1. An information processing device comprising: an acquisition means for sequentially acquiring multiple elements contained in sequential data; and a calculation means for calculating an index relating to the sequential data by inputting the acquired elements into a model that produces a probabilistically fluctuating output for the same input, wherein the calculation means calculates the index multiple times by repeated input, where the same input is given to the model multiple times between the acquisition of one element and the acquisition of the next element.

2. The information processing apparatus according to claim 1, wherein the model is a neural network model learned using the plurality of elements acquired sequentially, and the calculation means calculates the index based on a number of elements determined based on a time constant learned for each neuron of the model.

3. The information processing apparatus according to claim 1 or 2, wherein the index is a value indicating the likelihood of the class to which the sequence data belongs, and the calculation means calculates the index using two or more consecutive elements from the acquired elements as input.

4. The information processing apparatus according to claim 1 or 2, further comprising determination means for outputting a determination result regarding the series data by comparing the index with a predetermined threshold.

5. The information processing apparatus according to claim 4, wherein the calculation means performs the repeated input when the index is located within a first predetermined range from the predetermined threshold.

6. The information processing apparatus according to claim 5, wherein the calculation means performs the repeated input when the index is located within the first predetermined range from the predetermined threshold and the slope of the index is in a direction approaching the predetermined threshold.

7. The information processing apparatus according to claim 4, wherein the determination means outputs the determination result when the index calculated by the repeated operation exceeds the predetermined threshold a first predetermined number of times.

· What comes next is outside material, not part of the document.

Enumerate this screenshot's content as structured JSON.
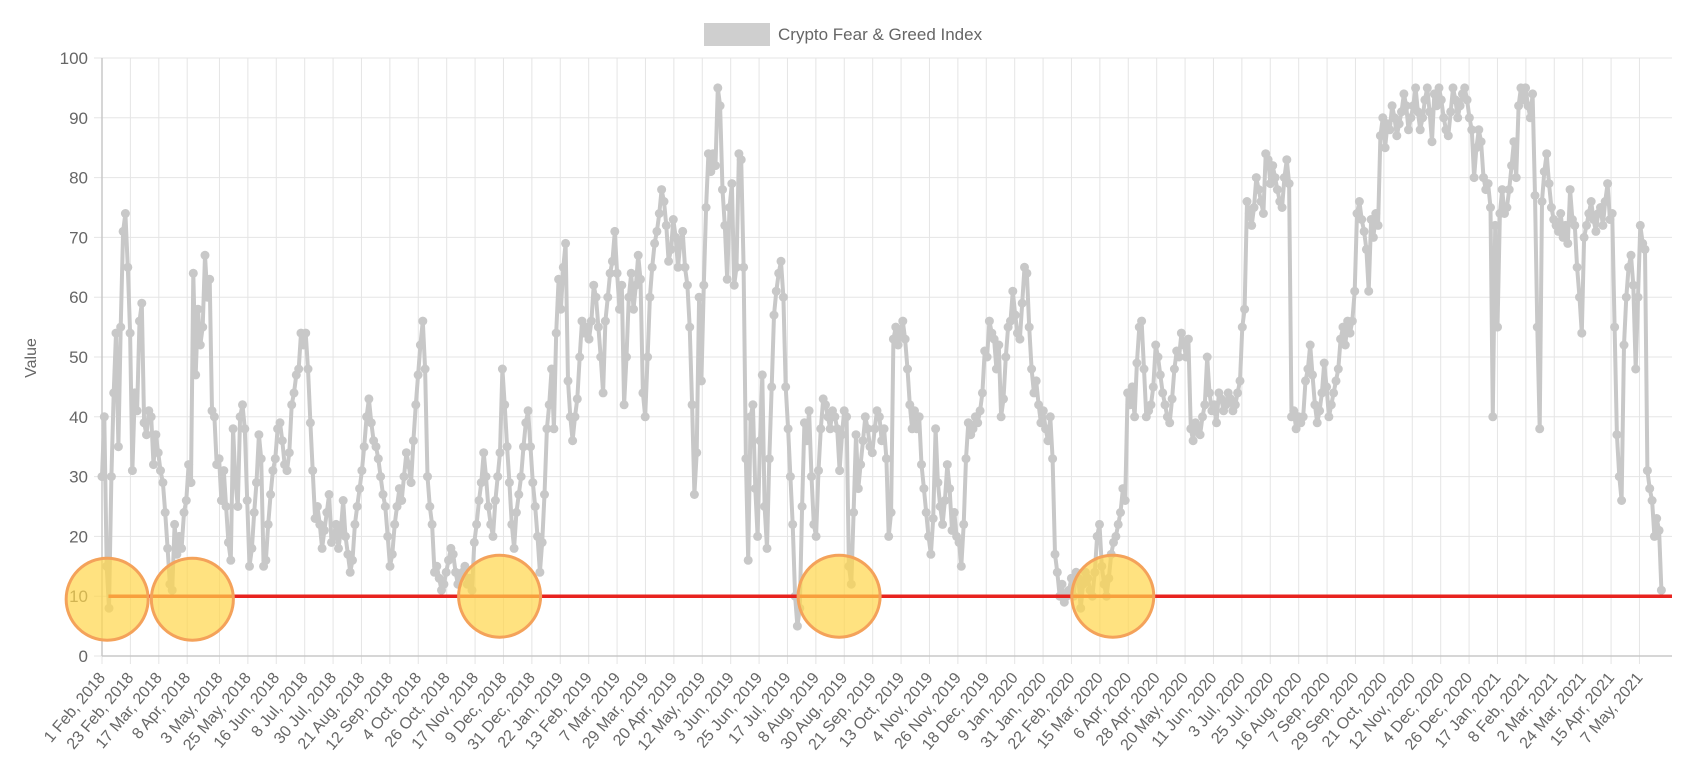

8. The information processing apparatus according to claim 7, wherein the determination means outputs the determination result even if the indicator calculated by the repeated operation exceeds the predetermined threshold only once, when the indicator is located within a second predetermined range from the predetermined threshold for a second predetermined number of consecutive times.

9. The information processing apparatus according to claim 4, wherein the determination means does not output the determination result if the sign of the slope of the index calculated by the repeated operation changes beyond a predetermined frequency.

10. An information processing method comprising: at least one computer sequentially acquiring multiple elements contained in sequential data; inputting the acquired elements into a model that produces a probabilistically fluctuating output for the same input to calculate an index relating to the sequential data; and calculating the index multiple times by repeated input, where the same input is given to the model multiple times between the acquisition of one element and the acquisition of the next element.

11. A recording medium on which a computer program is stored that causes at least one computer to execute an information processing method comprising: sequentially acquiring multiple elements contained in sequential data; inputting the acquired elements into a model that produces a probabilistically fluctuating output for the same input to calculate an index relating to the sequential data; and calculating the index multiple times by repeated input, where the same input is given to the model multiple times between the acquisition of one element and the acquisition of the next element.